The novel also offers us commentary on society by its vivid portrayal of the social order. Of course, other genres such as poetry, the short story, or the play offer social commentary, but the novel accomplishes this in a manner that focuses on the banal details of everyday life. This is especially pertinent in Austen’s novels, comic romances that peer at domesticity, the minutiae of everyday through a magnifying glass. Watt explains that it is the nature of the novel to surround characters with a “detailed presentation of their environment” (Watt 18). This presentation of the characters’ background provides for social commentary. Of course, as readers, we allow the author room for artifice. For example, we suspend disbelief when circumstances just happen to occur, such the intimacy between Anne’s cousin, Sir Walter, and her recluse friend, Mrs. Smith, that sheds light on Sir Walter’s duplicity with Anne and her family. But we expect an adherence to the reality of the social order of the time. For instance, although I am no scholar of early nineteenth century life, I read with the expectation that Austen is accurate in her portrayal of the upper and middle classes (especially women’s life) in provincial England. She may fabricate to make a good story, but her details about this particular segment of society should be accurate (as accurate as can be made by an observer, and a woman sequestered from male-dominated world). If this were not so, we would not try to read novels as a reflection of society. And cultural criticism using novels for analysis would be useless.

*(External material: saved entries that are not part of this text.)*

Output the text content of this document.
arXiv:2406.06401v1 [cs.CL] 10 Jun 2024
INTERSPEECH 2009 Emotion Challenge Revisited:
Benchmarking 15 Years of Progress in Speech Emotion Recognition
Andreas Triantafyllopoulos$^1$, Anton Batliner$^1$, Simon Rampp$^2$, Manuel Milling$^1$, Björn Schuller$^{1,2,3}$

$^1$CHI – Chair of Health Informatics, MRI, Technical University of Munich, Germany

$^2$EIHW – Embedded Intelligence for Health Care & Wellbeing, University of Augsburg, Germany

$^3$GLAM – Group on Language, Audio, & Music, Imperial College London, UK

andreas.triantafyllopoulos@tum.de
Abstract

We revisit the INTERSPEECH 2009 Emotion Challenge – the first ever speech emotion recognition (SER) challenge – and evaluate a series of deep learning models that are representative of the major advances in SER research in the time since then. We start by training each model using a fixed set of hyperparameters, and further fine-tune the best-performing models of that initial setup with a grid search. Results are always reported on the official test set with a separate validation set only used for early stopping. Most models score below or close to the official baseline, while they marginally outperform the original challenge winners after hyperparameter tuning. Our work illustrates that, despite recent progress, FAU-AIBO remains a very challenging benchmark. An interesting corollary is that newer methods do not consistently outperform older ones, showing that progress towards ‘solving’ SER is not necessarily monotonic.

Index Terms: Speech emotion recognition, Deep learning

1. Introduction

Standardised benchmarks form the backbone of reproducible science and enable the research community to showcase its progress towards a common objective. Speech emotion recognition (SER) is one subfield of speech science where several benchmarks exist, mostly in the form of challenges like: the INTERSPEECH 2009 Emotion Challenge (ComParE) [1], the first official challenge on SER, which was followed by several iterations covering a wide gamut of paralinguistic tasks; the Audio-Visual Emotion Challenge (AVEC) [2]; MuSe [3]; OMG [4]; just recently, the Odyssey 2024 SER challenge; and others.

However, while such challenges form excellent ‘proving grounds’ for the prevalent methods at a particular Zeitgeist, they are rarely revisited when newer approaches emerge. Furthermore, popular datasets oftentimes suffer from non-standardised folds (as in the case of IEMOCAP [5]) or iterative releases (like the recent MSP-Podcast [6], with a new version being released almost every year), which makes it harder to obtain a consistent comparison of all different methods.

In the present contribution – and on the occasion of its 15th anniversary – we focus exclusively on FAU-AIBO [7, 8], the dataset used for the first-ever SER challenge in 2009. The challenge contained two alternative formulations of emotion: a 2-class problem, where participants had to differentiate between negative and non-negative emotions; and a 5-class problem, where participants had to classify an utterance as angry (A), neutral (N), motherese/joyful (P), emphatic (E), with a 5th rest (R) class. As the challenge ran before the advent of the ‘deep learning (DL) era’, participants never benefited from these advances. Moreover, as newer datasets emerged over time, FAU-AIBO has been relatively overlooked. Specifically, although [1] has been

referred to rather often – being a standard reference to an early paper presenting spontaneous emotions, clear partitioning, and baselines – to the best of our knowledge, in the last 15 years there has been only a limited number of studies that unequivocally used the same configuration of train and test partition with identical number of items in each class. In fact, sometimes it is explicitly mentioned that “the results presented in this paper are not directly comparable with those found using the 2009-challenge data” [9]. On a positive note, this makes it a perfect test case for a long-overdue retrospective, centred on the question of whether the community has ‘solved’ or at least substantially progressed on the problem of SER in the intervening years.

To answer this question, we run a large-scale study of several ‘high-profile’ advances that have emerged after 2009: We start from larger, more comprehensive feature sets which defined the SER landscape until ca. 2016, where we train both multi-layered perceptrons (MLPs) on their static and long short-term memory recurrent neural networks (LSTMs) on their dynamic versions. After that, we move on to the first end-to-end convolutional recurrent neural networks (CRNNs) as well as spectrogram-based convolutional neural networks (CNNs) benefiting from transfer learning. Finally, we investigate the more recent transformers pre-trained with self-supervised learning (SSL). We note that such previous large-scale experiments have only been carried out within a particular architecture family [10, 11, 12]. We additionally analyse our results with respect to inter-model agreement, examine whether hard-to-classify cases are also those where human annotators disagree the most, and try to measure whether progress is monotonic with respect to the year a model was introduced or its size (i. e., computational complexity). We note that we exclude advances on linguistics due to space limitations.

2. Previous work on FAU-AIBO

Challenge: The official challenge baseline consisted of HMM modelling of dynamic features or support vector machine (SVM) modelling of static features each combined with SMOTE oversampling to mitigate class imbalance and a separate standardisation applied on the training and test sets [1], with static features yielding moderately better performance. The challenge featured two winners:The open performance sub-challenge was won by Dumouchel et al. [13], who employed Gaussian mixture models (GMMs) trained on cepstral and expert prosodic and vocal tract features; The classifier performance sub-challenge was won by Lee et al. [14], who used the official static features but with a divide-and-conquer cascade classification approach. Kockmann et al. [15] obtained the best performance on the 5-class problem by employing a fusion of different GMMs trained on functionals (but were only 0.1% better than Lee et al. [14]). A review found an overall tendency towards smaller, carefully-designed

The thorough development of characters, the novel’s structure and cohesion, and the portrayal of the social order are qualities that loom essential in my mind as I read Persuasion. These attributes are by no means exhaustive. But I focused on qualities that are necessary for the novel’s success, that not only are present in the novel, but also distinguish it from other genres.
Austen, Jane. Persuasion. 1817. New York: Norton, 1995.
Watt, Ian. The Rise of the Novel. Berkeley: U of California P, 1957.